April 9, 2023
THE rIGHT IS ANTI-ORIGINALIST:
Why Did Madison Write the Second Amendment? (Carl T. Bogus, 4/08/23, History News Network)
One of many arguments that Henry and Mason deployed in Richmond concerned the militia. Until then, states controlled their militia. But the Constitution gave Congress the power to organize, arm, and discipline the militia. The states were only given the authority to appoint officers and train the militia in accordance with the discipline prescribed by Congress. Time and again, Henry and Mason argued that Congress might "neglect or refuse" to arm the militia, on which the South relied for slave control. "The militia may be here destroyed by that method which has been practiced in other parts of the world before; that is, by rendering them useless - by disarming them," Mason declared.

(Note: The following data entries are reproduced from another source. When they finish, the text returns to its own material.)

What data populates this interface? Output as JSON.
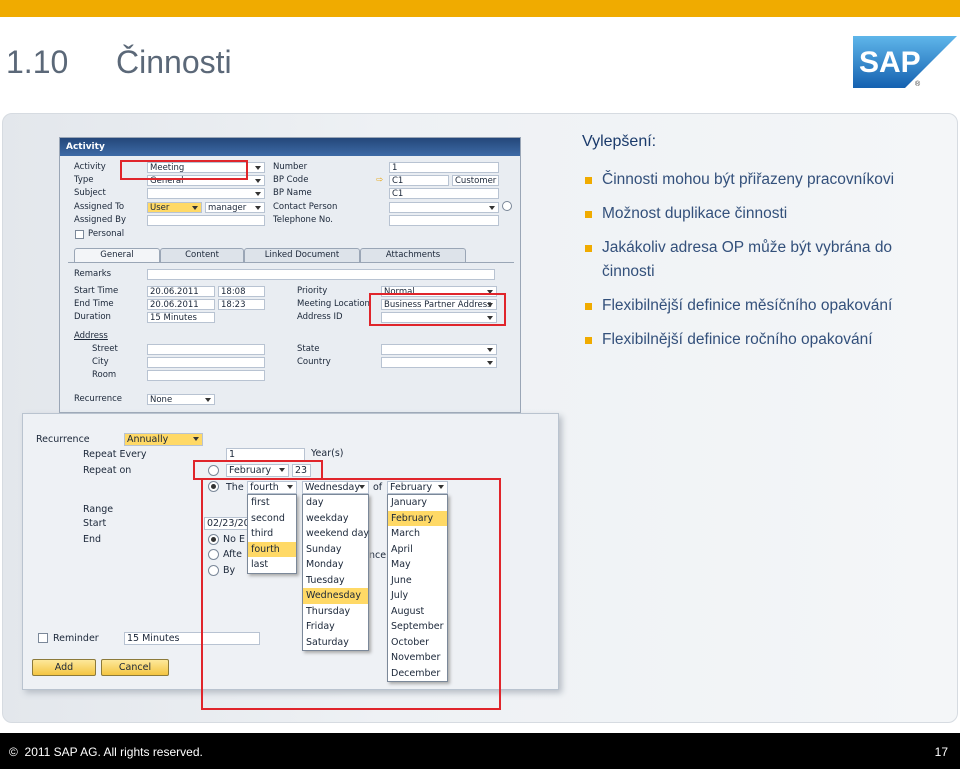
{
  "slide": {
    "number": "1.10",
    "title": "Činnosti",
    "logo_text": "SAP",
    "improvements_title": "Vylepšení:",
    "bullets": [
      "Činnosti mohou být přiřazeny pracovníkovi",
      "Možnost duplikace činnosti",
      "Jakákoliv adresa OP může být vybrána do činnosti",
      "Flexibilnější  definice měsíčního opakování",
      "Flexibilnější  definice ročního opakování"
    ],
    "footer_copyright": "2011 SAP AG. All rights reserved.",
    "page_number": "17",
    "accent_color": "#f0ab00",
    "highlight_box_color": "#e0252b"
  },
  "activity": {
    "window_title": "Activity",
    "labels": {
      "activity": "Activity",
      "type": "Type",
      "subject": "Subject",
      "assigned_to": "Assigned To",
      "assigned_by": "Assigned By",
      "personal": "Personal",
      "number": "Number",
      "bp_code": "BP Code",
      "bp_name": "BP Name",
      "contact_person": "Contact Person",
      "telephone": "Telephone No.",
      "remarks": "Remarks",
      "start_time": "Start Time",
      "end_time": "End Time",
      "duration": "Duration",
      "priority": "Priority",
      "meeting_location": "Meeting Location",
      "address_id": "Address ID",
      "address": "Address",
      "street": "Street",
      "city": "City",
      "room": "Room",
      "state": "State",
      "country": "Country",
      "recurrence": "Recurrence"
    },
    "values": {
      "activity": "Meeting",
      "type": "General",
      "assigned_to_type": "User",
      "assigned_to_user": "manager",
      "number": "1",
      "bp_code": "C1",
      "bp_code_type": "Customer",
      "bp_name": "C1",
      "start_date": "20.06.2011",
      "start_time": "18:08",
      "end_date": "20.06.2011",
      "end_time": "18:23",
      "duration": "15 Minutes",
      "priority": "Normal",
      "meeting_location": "Business Partner Address",
      "recurrence": "None"
    },
    "tabs": [
      "General",
      "Content",
      "Linked Document",
      "Attachments"
    ]
  },
  "recurrence": {
    "labels": {
      "recurrence": "Recurrence",
      "repeat_every": "Repeat Every",
      "repeat_on": "Repeat on",
      "year_unit": "Year(s)",
      "the": "The",
      "of": "of",
      "range": "Range",
      "start": "Start",
      "end": "End",
      "no_end": "No E",
      "after": "Afte",
      "by": "By",
      "occurrence_frag": "nce",
      "reminder": "Reminder"
    },
    "values": {
      "recurrence": "Annually",
      "repeat_every": "1",
      "repeat_on_month": "February",
      "repeat_on_day": "23",
      "ordinal": "fourth",
      "weekday": "Wednesday",
      "month": "February",
      "start_date": "02/23/201",
      "reminder": "15 Minutes"
    },
    "ordinal_options": [
      "first",
      "second",
      "third",
      "fourth",
      "last"
    ],
    "weekday_options": [
      "day",
      "weekday",
      "weekend day",
      "Sunday",
      "Monday",
      "Tuesday",
      "Wednesday",
      "Thursday",
      "Friday",
      "Saturday"
    ],
    "month_options": [
      "January",
      "February",
      "March",
      "April",
      "May",
      "June",
      "July",
      "August",
      "September",
      "October",
      "November",
      "December"
    ],
    "buttons": {
      "add": "Add",
      "cancel": "Cancel"
    }
  }
}
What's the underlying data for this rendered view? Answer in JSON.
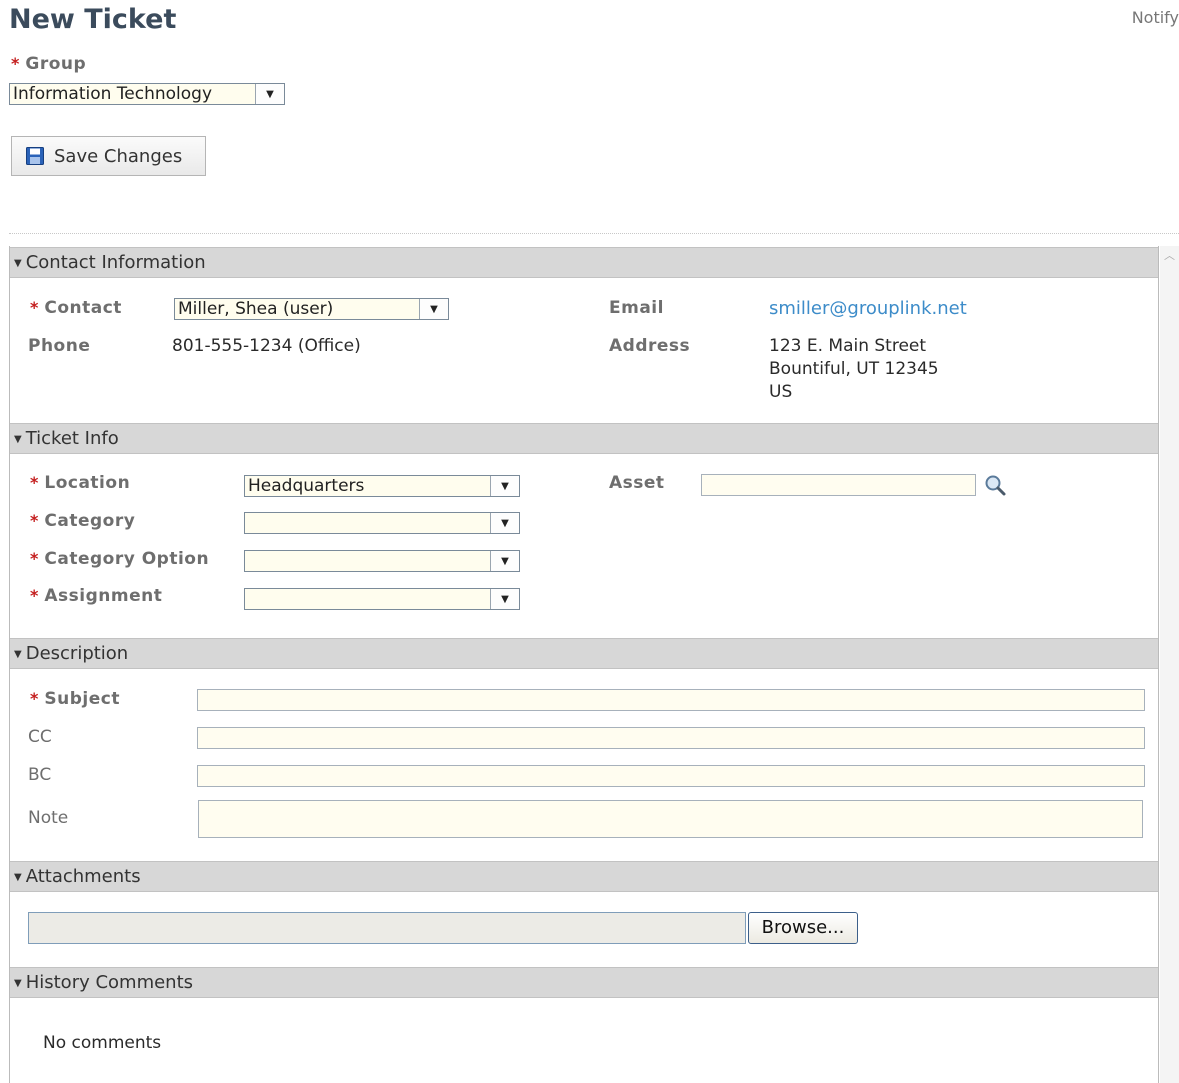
{
  "page": {
    "title": "New Ticket",
    "notify_label": "Notify"
  },
  "group": {
    "label": "Group",
    "value": "Information Technology"
  },
  "toolbar": {
    "save_label": "Save Changes"
  },
  "colors": {
    "required": "#c41e1e",
    "section_header": "#d7d7d7",
    "link": "#3d8cc9",
    "title": "#3b4b5c"
  },
  "sections": {
    "contact": {
      "title": "Contact Information",
      "contact_label": "Contact",
      "contact_value": "Miller, Shea (user)",
      "phone_label": "Phone",
      "phone_value": "801-555-1234 (Office)",
      "email_label": "Email",
      "email_value": "smiller@grouplink.net",
      "address_label": "Address",
      "address_line1": "123 E. Main Street",
      "address_line2": "Bountiful, UT 12345",
      "address_line3": "US"
    },
    "ticket_info": {
      "title": "Ticket Info",
      "location_label": "Location",
      "location_value": "Headquarters",
      "category_label": "Category",
      "category_value": "",
      "category_option_label": "Category Option",
      "category_option_value": "",
      "assignment_label": "Assignment",
      "assignment_value": "",
      "asset_label": "Asset",
      "asset_value": ""
    },
    "description": {
      "title": "Description",
      "subject_label": "Subject",
      "cc_label": "CC",
      "bc_label": "BC",
      "note_label": "Note"
    },
    "attachments": {
      "title": "Attachments",
      "browse_label": "Browse..."
    },
    "history": {
      "title": "History Comments",
      "empty_text": "No comments"
    }
  },
  "icons": {
    "save": "floppy-disk-icon",
    "search": "magnifier-icon",
    "collapse": "triangle-down-icon",
    "dropdown": "chevron-down-icon"
  }
}
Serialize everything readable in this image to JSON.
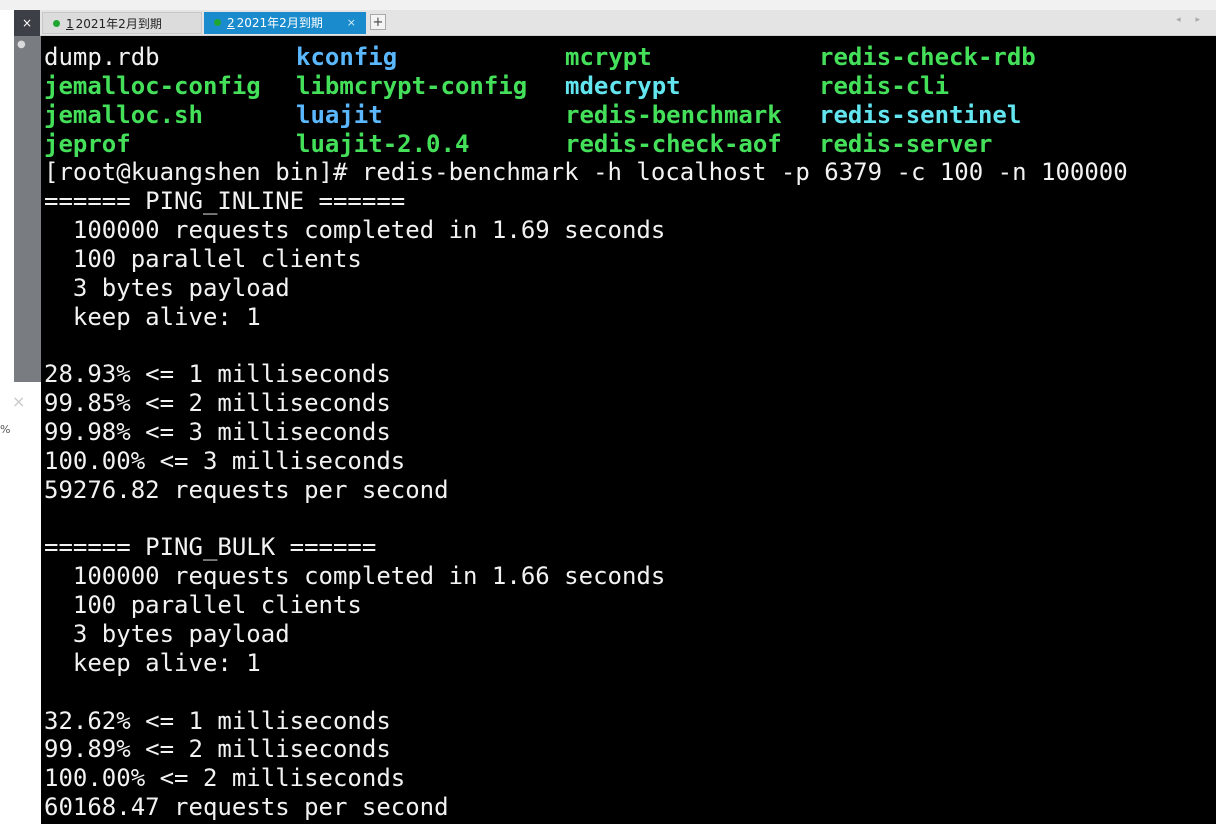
{
  "tabs": [
    {
      "number": "1",
      "label": "2021年2月到期",
      "active": false
    },
    {
      "number": "2",
      "label": "2021年2月到期",
      "active": true
    }
  ],
  "tabbar": {
    "close_all": "×",
    "tab_close": "×",
    "add": "+",
    "scroll": "◂ ▸"
  },
  "side": {
    "close": "×",
    "percent": "%"
  },
  "listing": [
    [
      "dump.rdb",
      "kconfig",
      "mcrypt",
      "redis-check-rdb"
    ],
    [
      "jemalloc-config",
      "libmcrypt-config",
      "mdecrypt",
      "redis-cli"
    ],
    [
      "jemalloc.sh",
      "luajit",
      "redis-benchmark",
      "redis-sentinel"
    ],
    [
      "jeprof",
      "luajit-2.0.4",
      "redis-check-aof",
      "redis-server"
    ]
  ],
  "colors": {
    "exec": "#44e05a",
    "link": "#5bb8ff",
    "sentinel": "#63e5f0",
    "text": "#f2f2f2",
    "terminal_bg": "#000000",
    "tab_active": "#1a8ccd"
  },
  "terminal": {
    "command_line": "[root@kuangshen bin]# redis-benchmark -h localhost -p 6379 -c 100 -n 100000",
    "output": [
      "====== PING_INLINE ======",
      "  100000 requests completed in 1.69 seconds",
      "  100 parallel clients",
      "  3 bytes payload",
      "  keep alive: 1",
      "",
      "28.93% <= 1 milliseconds",
      "99.85% <= 2 milliseconds",
      "99.98% <= 3 milliseconds",
      "100.00% <= 3 milliseconds",
      "59276.82 requests per second",
      "",
      "====== PING_BULK ======",
      "  100000 requests completed in 1.66 seconds",
      "  100 parallel clients",
      "  3 bytes payload",
      "  keep alive: 1",
      "",
      "32.62% <= 1 milliseconds",
      "99.89% <= 2 milliseconds",
      "100.00% <= 2 milliseconds",
      "60168.47 requests per second"
    ]
  }
}
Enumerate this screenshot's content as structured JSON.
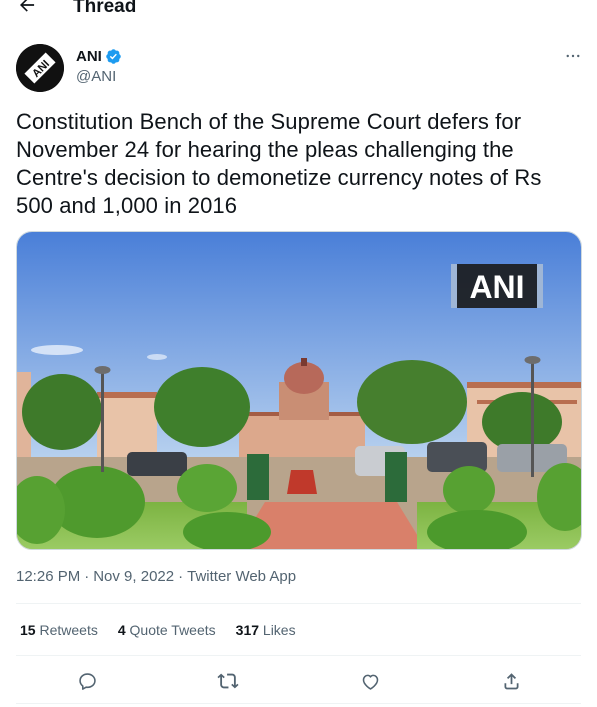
{
  "header": {
    "title": "Thread",
    "back_icon": "arrow-left-icon"
  },
  "author": {
    "name": "ANI",
    "handle": "@ANI",
    "verified_icon": "verified-badge-icon",
    "avatar_text": "ANI",
    "verified_color": "#1d9bf0"
  },
  "tweet": {
    "text": "Constitution Bench of the Supreme Court defers for November 24 for hearing the pleas challenging the Centre's decision to demonetize currency notes of Rs 500 and 1,000 in 2016",
    "media_watermark": "ANI",
    "time": "12:26 PM",
    "date": "Nov 9, 2022",
    "source": "Twitter Web App",
    "separator": "·"
  },
  "stats": {
    "retweets_count": "15",
    "retweets_label": "Retweets",
    "quotes_count": "4",
    "quotes_label": "Quote Tweets",
    "likes_count": "317",
    "likes_label": "Likes"
  },
  "actions": [
    {
      "name": "reply",
      "icon": "reply-icon"
    },
    {
      "name": "retweet",
      "icon": "retweet-icon"
    },
    {
      "name": "like",
      "icon": "heart-icon"
    },
    {
      "name": "share",
      "icon": "share-icon"
    }
  ],
  "colors": {
    "text_primary": "#0f1419",
    "text_secondary": "#536471",
    "divider": "#eff3f4",
    "icon": "#536471"
  }
}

Henry argued that authority to arm the militia implied the authority to disarm it, and he raised the specter of Congress - controlled by a faster-growing, increasingly abolitionist North - doing exactly that.Southerners lived in terror of slave revolts. In 1739, an insurrection in Stono, South Carolina by 60-100 slaves, armed with stolen muskets, left more than 60 White slaveowners, family members, and militiamen dead. No one knows how large the rebellion might have grown, or what the death toll would have been, if militia had not snuffed out the revolt before the end of its first day. In Eastern Virginia, where many of the Founders lived and the Richmond debate was taking place, enslaved Blacks outnumbered Whites. At night, militia groups patrolled designated areas - called "beats" - to ensure slaves were where they were supposed to be (this is where the terms patrols and policeman's beat originated).But while militia were essential for slave control, the Revolutionary War had demonstrated they were useless as a military force. Lexington and Concord were the only true militia victories. In the face of the enemy, militia repeatedly threw down their muskets and fled. Henry "Light Horse Harry" Lee, a hero of the Revolutionary War, told the Richmond convention that he "could enumerate many instances" of militia unreliability but would describe just one: how Continental soldiers behaved with "gallant intrepidity" and militiamen fled at the Battle of Guilford Courthouse. Other Virginians had previously reported much the same. George Washington repeatedly expressed disgust with militia. After Virginia militia bolted without firing a single shot at the Battle of Camden, their own commander told Governor Thomas Jefferson, "[M]ilitia I plainly see won't do."